Senior Chef de Partie / Junior Sous Chef
VOLCANOES NATIONAL PARK, RWANDA
Key Responsibilities
The main purpose of the Senior Chef de Partie / Junior Sous Chef / Junior Sous Chef is to be responsible for the preparation of assigned menu items and kitchen duties, in line with the Singita Standard of Excellence and SOP.
- The Senior Chef de Partie / Junior Sous Chef reports to the Head Chef and Sous Chefs.
- Ensuring the ultimate food experience for the guests, in line with the food concept of the lodge.
- Ensuring the quality and care of equipment and products. Reporting breakages and any equipment that needs maintenance attention and following up.
- Minimizing breakage. Reporting any breakages/recording breakages and any maintenance issues in the kitchens.
- Responsible for food safety, quality, and stocks.
- Assisting in menu creating, using leftover MEP to minimize food wastage, and keeping food cost low and within budget.
- Running of shift with MEP, ready for service.
- Training and Development of other Jnr staff on duty
- Strategic management of food to reduce waste, such as portion control and stock rotation.
- Training and Development of other staff.

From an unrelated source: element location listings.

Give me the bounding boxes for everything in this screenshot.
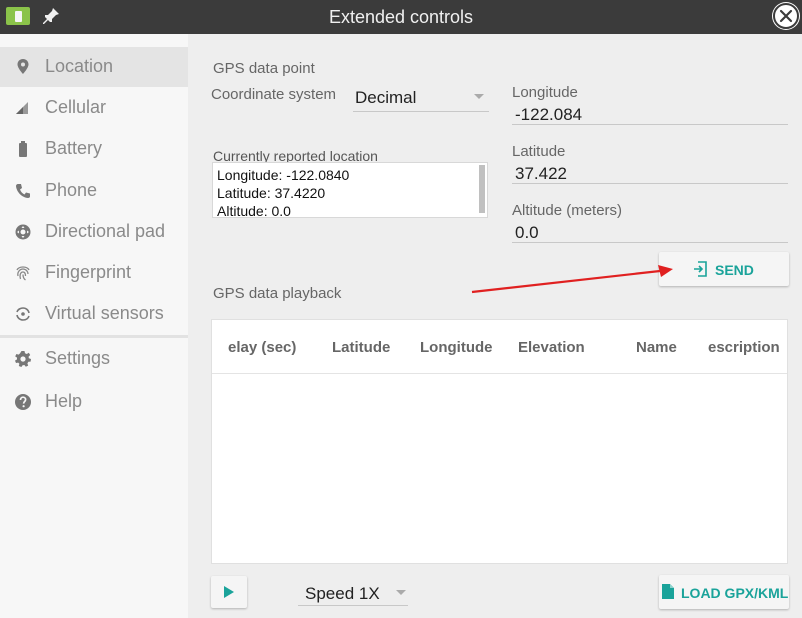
phone-icon [16, 184, 30, 198]
sidebar-item-label: Battery [45, 138, 103, 158]
reported-location-caption: Currently reported location [213, 148, 378, 163]
sidebar-item-label: Settings [45, 348, 111, 368]
sidebar-item-label: Virtual sensors [45, 303, 164, 323]
signal-icon [16, 102, 28, 114]
sidebar-item-label: Fingerprint [45, 262, 132, 282]
altitude-field[interactable]: 0.0 [515, 223, 539, 243]
reported-location-scrollbar[interactable] [479, 165, 485, 213]
fingerprint-icon [16, 266, 30, 281]
coordinate-system-underline [353, 111, 489, 112]
column-header-name[interactable]: Name [636, 339, 677, 356]
latitude-label: Latitude [512, 143, 566, 160]
sidebar-item-label: Phone [45, 180, 98, 200]
help-icon [15, 394, 31, 410]
reported-latitude: Latitude: 37.4220 [217, 185, 326, 201]
rotate-icon [16, 307, 30, 321]
sidebar-item-battery[interactable]: Battery [0, 129, 188, 169]
reported-longitude: Longitude: -122.0840 [217, 167, 350, 183]
speed-dropdown[interactable]: Speed 1X [305, 584, 380, 604]
reported-location-box: Longitude: -122.0840 Latitude: 37.4220 A… [212, 162, 488, 219]
file-icon [662, 584, 674, 599]
sidebar-item-label: Help [45, 391, 83, 411]
sidebar-item-label: Cellular [45, 97, 107, 117]
sidebar-item-settings[interactable]: Settings [0, 339, 188, 379]
column-header-latitude[interactable]: Latitude [332, 339, 390, 356]
window-title: Extended controls [328, 7, 474, 27]
sidebar: Location Cellular Battery Phone Directio… [0, 34, 188, 618]
location-pin-icon [17, 59, 29, 74]
close-icon [779, 9, 793, 23]
chevron-down-icon [396, 590, 406, 595]
sidebar-item-label: Directional pad [45, 221, 166, 241]
longitude-field[interactable]: -122.084 [515, 105, 582, 125]
sidebar-item-fingerprint[interactable]: Fingerprint [0, 253, 188, 293]
send-button-label: SEND [715, 262, 754, 278]
play-icon [224, 586, 234, 598]
send-icon [694, 261, 707, 277]
sidebar-item-virtual-sensors[interactable]: Virtual sensors [0, 294, 188, 334]
sidebar-item-help[interactable]: Help [0, 382, 188, 422]
latitude-underline [512, 183, 788, 184]
speed-underline [298, 605, 408, 606]
coordinate-system-label: Coordinate system [211, 86, 337, 103]
dpad-icon [15, 224, 31, 240]
column-header-description[interactable]: escription [708, 339, 780, 356]
playback-table[interactable]: elay (sec) Latitude Longitude Elevation … [211, 319, 788, 564]
annotation-arrow-icon [471, 265, 673, 294]
load-button-label: LOAD GPX/KML [681, 585, 789, 601]
chevron-down-icon [474, 94, 484, 99]
battery-icon [19, 141, 27, 157]
sidebar-item-phone[interactable]: Phone [0, 171, 188, 211]
altitude-label: Altitude (meters) [512, 202, 623, 219]
longitude-label: Longitude [512, 84, 578, 101]
title-bar: Extended controls [0, 0, 802, 34]
gear-icon [15, 351, 31, 367]
load-gpx-kml-button[interactable]: LOAD GPX/KML [659, 575, 789, 609]
play-button[interactable] [211, 576, 247, 608]
sidebar-divider [0, 335, 188, 338]
altitude-underline [512, 242, 788, 243]
longitude-underline [512, 124, 788, 125]
sidebar-item-label: Location [45, 56, 114, 76]
reported-altitude: Altitude: 0.0 [217, 203, 291, 219]
gps-playback-heading: GPS data playback [213, 285, 342, 302]
column-header-longitude[interactable]: Longitude [420, 339, 492, 356]
column-header-delay[interactable]: elay (sec) [228, 339, 296, 356]
gps-data-point-heading: GPS data point [213, 60, 315, 77]
column-header-elevation[interactable]: Elevation [518, 339, 585, 356]
table-header: elay (sec) Latitude Longitude Elevation … [212, 320, 787, 374]
sidebar-item-cellular[interactable]: Cellular [0, 88, 188, 128]
latitude-field[interactable]: 37.422 [515, 164, 567, 184]
sidebar-item-location[interactable]: Location [0, 47, 188, 87]
sidebar-item-directional-pad[interactable]: Directional pad [0, 212, 188, 252]
coordinate-system-dropdown[interactable]: Decimal [355, 88, 416, 108]
close-button[interactable] [773, 3, 799, 29]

- Assist with stock takes, orders; and the management of sections of the kitchen, when required.
- Communication with departmental teams to ensure that guest needs are met, and operations run effectively.

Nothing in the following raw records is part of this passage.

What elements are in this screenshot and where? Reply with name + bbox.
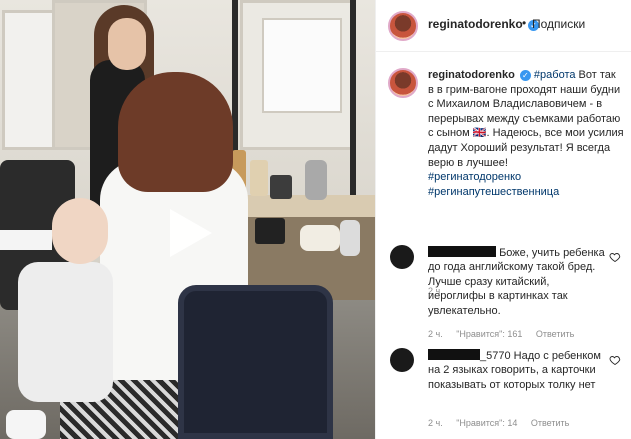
commenter-avatar[interactable] bbox=[390, 348, 414, 372]
comment-likes[interactable]: "Нравится": 14 bbox=[456, 418, 517, 428]
caption-text: reginatodorenko ✓ #работа Вот так в в гр… bbox=[428, 68, 624, 199]
hashtag-link[interactable]: #регинапутешественница bbox=[428, 186, 559, 198]
username-link[interactable]: reginatodorenko bbox=[428, 69, 515, 81]
container bbox=[300, 225, 340, 251]
heart-icon[interactable] bbox=[609, 354, 621, 366]
play-icon[interactable] bbox=[160, 205, 216, 261]
comment-timestamp[interactable]: 2 ч. bbox=[428, 418, 443, 428]
bottle bbox=[340, 220, 360, 256]
paper-sheet bbox=[0, 230, 52, 250]
post-panel: reginatodorenko ✓ • Подписки reginatodor… bbox=[375, 0, 631, 439]
caption-body: Вот так в в грим-вагоне проходят наши бу… bbox=[428, 69, 624, 169]
separator-dot: • bbox=[522, 16, 527, 30]
cosmetics-box bbox=[255, 218, 285, 244]
comment-meta: 2 ч. "Нравится": 14 Ответить bbox=[428, 418, 580, 428]
salon-chair bbox=[178, 285, 333, 439]
hashtag-link[interactable]: #работа bbox=[534, 69, 576, 81]
comment-meta: 2 ч. "Нравится": 161 Ответить bbox=[428, 329, 585, 339]
baby-head bbox=[52, 198, 108, 264]
reply-button[interactable]: Ответить bbox=[536, 329, 574, 339]
comment-text: Боже, учить ребенка до года английскому … bbox=[428, 247, 605, 317]
verified-icon: ✓ bbox=[519, 70, 531, 81]
baby-feet bbox=[6, 410, 46, 439]
commenter-username-visible[interactable]: _5770 bbox=[480, 350, 511, 362]
heart-icon[interactable] bbox=[609, 251, 621, 263]
hashtag-link[interactable]: #регинатодоренко bbox=[428, 171, 521, 183]
username-link[interactable]: reginatodorenko bbox=[428, 17, 523, 31]
window bbox=[262, 18, 342, 113]
bottle bbox=[270, 175, 292, 199]
comment-timestamp[interactable]: 2 ч. bbox=[428, 329, 443, 339]
following-button[interactable]: Подписки bbox=[532, 17, 585, 31]
redacted-username bbox=[428, 246, 496, 257]
kettle bbox=[305, 160, 327, 200]
bottle bbox=[250, 160, 268, 196]
post-media[interactable] bbox=[0, 0, 375, 439]
stylist-face bbox=[108, 18, 146, 70]
reply-button[interactable]: Ответить bbox=[531, 418, 569, 428]
baby bbox=[18, 262, 113, 402]
redacted-username bbox=[428, 349, 480, 360]
comment-likes[interactable]: "Нравится": 161 bbox=[456, 329, 522, 339]
woman-hair bbox=[118, 72, 233, 192]
post-header: reginatodorenko ✓ • Подписки bbox=[376, 0, 631, 52]
avatar[interactable] bbox=[388, 11, 418, 41]
avatar[interactable] bbox=[388, 68, 418, 98]
commenter-avatar[interactable] bbox=[390, 245, 414, 269]
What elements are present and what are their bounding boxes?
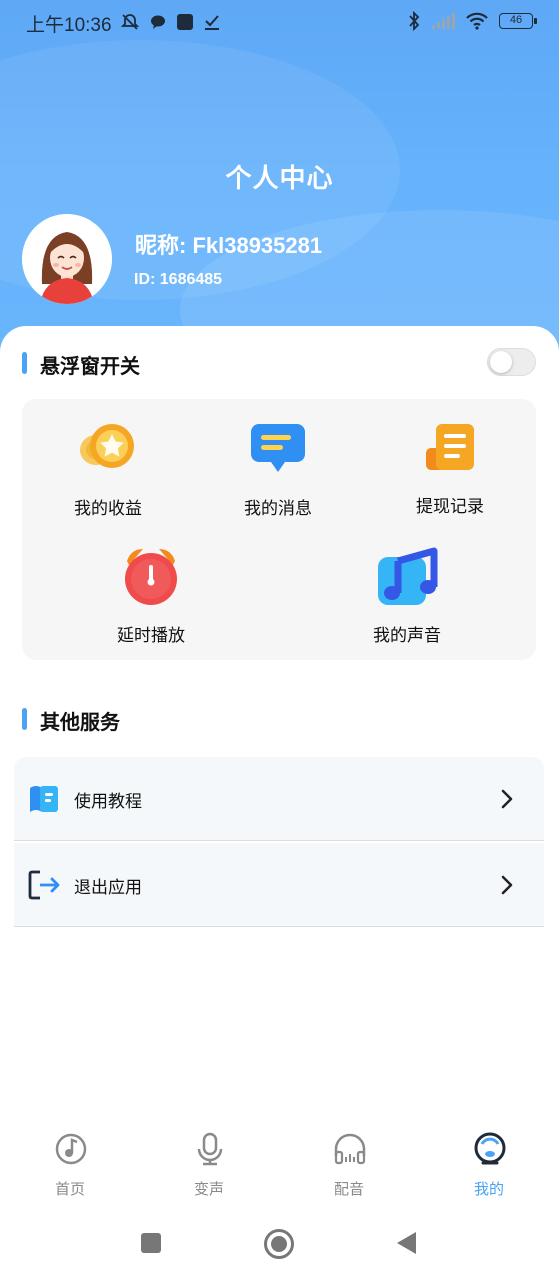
list-item-label: 使用教程 xyxy=(74,792,142,812)
section-indicator xyxy=(22,352,27,374)
grid-item-label: 延时播放 xyxy=(117,626,185,646)
nav-label: 首页 xyxy=(54,1180,85,1198)
app-square-icon xyxy=(177,14,193,30)
status-time: 上午10:36 xyxy=(26,15,112,36)
user-id: ID: 1686485 xyxy=(134,271,223,288)
message-bubble-icon xyxy=(251,424,305,472)
headphones-icon xyxy=(334,1133,366,1165)
other-services-title: 其他服务 xyxy=(40,710,120,734)
download-check-icon xyxy=(205,15,219,30)
bottom-nav: 首页 变声 配音 我的 xyxy=(0,1124,559,1206)
back-button-icon[interactable] xyxy=(394,1230,418,1256)
nav-item-home[interactable]: 首页 xyxy=(30,1124,110,1206)
nav-item-mine[interactable]: 我的 xyxy=(449,1124,529,1206)
microphone-icon xyxy=(197,1132,223,1166)
list-item-exit-app[interactable]: 退出应用 xyxy=(14,843,544,927)
system-nav-bar xyxy=(0,1206,559,1280)
chevron-right-icon xyxy=(501,875,513,895)
list-item-label: 退出应用 xyxy=(74,878,142,898)
home-button-icon[interactable] xyxy=(263,1228,295,1260)
nav-label: 变声 xyxy=(193,1180,224,1198)
grid-item-label: 我的收益 xyxy=(74,499,142,519)
alarm-clock-icon xyxy=(125,549,177,605)
grid-item-label: 我的消息 xyxy=(244,499,312,519)
battery-indicator: 46 xyxy=(499,13,537,29)
avatar-illustration xyxy=(22,214,112,304)
status-notification-icons xyxy=(120,12,220,32)
grid-item-messages[interactable]: 我的消息 xyxy=(218,418,338,522)
mute-icon xyxy=(120,14,140,30)
recent-apps-icon[interactable] xyxy=(140,1232,162,1254)
chat-icon xyxy=(151,15,165,29)
music-note-icon xyxy=(378,547,438,605)
music-disc-icon xyxy=(55,1133,87,1165)
toggle-knob xyxy=(490,351,512,373)
profile-icon xyxy=(474,1132,506,1165)
record-list-icon xyxy=(426,424,474,470)
list-item-tutorial[interactable]: 使用教程 xyxy=(14,757,544,841)
nav-item-dubbing[interactable]: 配音 xyxy=(309,1124,389,1206)
avatar[interactable] xyxy=(22,214,112,304)
grid-item-my-voice[interactable]: 我的声音 xyxy=(347,543,467,647)
grid-item-label: 我的声音 xyxy=(373,626,441,646)
floating-window-title: 悬浮窗开关 xyxy=(40,354,140,378)
signal-icon xyxy=(432,13,455,29)
grid-item-earnings[interactable]: 我的收益 xyxy=(48,418,168,522)
grid-item-label: 提现记录 xyxy=(416,497,484,517)
logout-icon xyxy=(28,870,60,900)
section-indicator xyxy=(22,708,27,730)
grid-item-withdraw-records[interactable]: 提现记录 xyxy=(390,418,510,522)
floating-window-toggle[interactable] xyxy=(487,348,536,376)
page-title: 个人中心 xyxy=(225,164,334,194)
nav-label: 我的 xyxy=(473,1180,504,1198)
bluetooth-icon xyxy=(409,11,420,31)
nav-item-voice-change[interactable]: 变声 xyxy=(169,1124,249,1206)
coin-star-icon xyxy=(80,424,134,468)
status-bar: 上午10:36 46 xyxy=(0,0,559,44)
book-icon xyxy=(30,786,58,812)
chevron-right-icon xyxy=(501,789,513,809)
nav-label: 配音 xyxy=(333,1180,364,1198)
wifi-icon xyxy=(466,12,488,30)
nickname: 昵称: Fkl38935281 xyxy=(135,233,323,258)
grid-item-delayed-playback[interactable]: 延时播放 xyxy=(91,543,211,647)
status-system-icons: 46 xyxy=(407,11,537,31)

- Handover responsibilities and requests to the next shift coming on duty and ensure that a handover is received from previous shift, when coming on duty.
- Contribute towards the sustainability operations of the lodge, operating within lodge environmental parameters and constantly looking for ways to further ‘green’ lodge operations.
- Active participation in and effective communication and support of Singita’s conservation message and purpose.
- Clean as you go.
- The use of FIFO, (first in first out).
- Checking on scullery’s duty of the Hot boxes.
- Harvesting from AKARABO GARDEN in the manner that was taught/trained.
- All roles at Singita may be required to perform other tasks as reasonably requested from time to time and as required by the business and/or operation. Singita fosters a culture of collaboration, and with this support of the multi-skilling of staff.
Skills & Experience
- Minimum of 3 Years of cooking experience in a similar environment.
- Understanding of kitchen procedure and timing requirements, able to plan accordingly.
- Sound knowledge of food and awareness of dietaries.
- Ability to train and oversee staff, on a basic level.
- Passion for the industry and willingness to grow.
- Understanding of hygiene protocols and equipment.
- First Aid training (provided by company).
- Care in personal hygiene and grooming.
- Good communication skills in English, reading and writing.
- Stamina for physical activity.
- Care in personal hygiene and grooming.
- Typing of menus.
- Sound knowledge of cleaning methods and products.
- Knowledge of safety procedures and the use of firefighting equipment.
- Running a shift with assistance of CDP/DCDP.
- Computer knowledge/word/excel.
- Knowledge the food style of Singita.
- Ability to receive feedback.
- Awareness of dietaries.
- Rwandan citizen or a holder of a valid work permit.
Application process will close on 31st October 2023.